# Problem 10: Political Network Connections

In this problem, you will analyze the network connections and strength between all persons and organizations in the *Trump World* using a combination of hash tables (i.e., dictionaries) and pandas dataframe.  

## The dataset

The dataset for this problem is built from public records, news reports, and other sources on the Trump family, his Cabinet picks, and top advisers - more than 1,500 people and organizations altogether. 

Each row represents a connection between a person and an organization (e.g., The Trump Organization Inc. and Donald J. Trump), a person and another person (e.g., Donald J. Trump and Linda McMahon), or two organizations (e.g., Bedford Hills Corp. and Seven Springs LLC).
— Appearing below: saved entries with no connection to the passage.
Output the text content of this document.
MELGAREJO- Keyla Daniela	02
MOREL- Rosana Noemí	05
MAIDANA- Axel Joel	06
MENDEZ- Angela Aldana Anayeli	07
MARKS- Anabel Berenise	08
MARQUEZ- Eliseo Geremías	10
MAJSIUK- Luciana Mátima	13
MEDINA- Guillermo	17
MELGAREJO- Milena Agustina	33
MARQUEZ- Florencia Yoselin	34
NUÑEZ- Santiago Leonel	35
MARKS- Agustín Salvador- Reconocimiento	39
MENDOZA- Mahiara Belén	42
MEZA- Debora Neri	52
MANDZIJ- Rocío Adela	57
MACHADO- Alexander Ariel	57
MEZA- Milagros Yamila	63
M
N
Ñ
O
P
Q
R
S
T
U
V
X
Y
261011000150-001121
Source: https://www.buzzfeednews.com/article/johntemplon/help-us-map-trumpworld

Before starting, please run the following cell to set up the environment and import the data to `Network`.

In [1]:
import math
import pandas as pd
import numpy as np
from collections import defaultdict

Network = pd.read_csv("./resource/asnlib/publicdata/network/network.csv", encoding='latin-1' )
assert len(Network) == 3380
Network.head()

Unnamed: 0,Entity A Type,Entity A,Entity B Type,Entity B,Connection_Strength
0,Organization,4 SHADOW TREE LANE MEMBER CORP.,Organization,4 SHADOW TREE LANE LLC,0.469155
1,Organization,40 WALL DEVELOPMENT ASSOCIATES LLC,Organization,40 WALL STREET LLC,0.03548
2,Organization,40 WALL STREET LLC,Organization,40 WALL STREET COMMERCIAL LLC,0.177874
3,Organization,40 WALL STREET MEMBER CORP.,Organization,40 WALL STREET LLC,0.236508
4,Organization,401 MEZZ VENTURE LLC,Organization,401 NORTH WABASH VENTURE LLC,0.169532


**Exercise 0** (1 points). Create a subset of the data frame named `Network_sub`, keeping only records where `Entity B` contains the keyword "TRUMP" (not case sensitive).

In [2]:
# Store the subset in Network_sub
###
Network_sub= Network[Network['Entity B'].str.contains('TRUMP')]

###


In [3]:
# Test cell: `test_subset`

assert type(Network_sub)==pd.DataFrame, "Your subset is not a panda dataframe"
assert list(Network_sub)==['Entity A Type','Entity A','Entity B Type','Entity B','Connection_Strength'], "Your subset columns are not consistent with the master dataset"
assert len(Network_sub)==648, "The length of your subset is not correct"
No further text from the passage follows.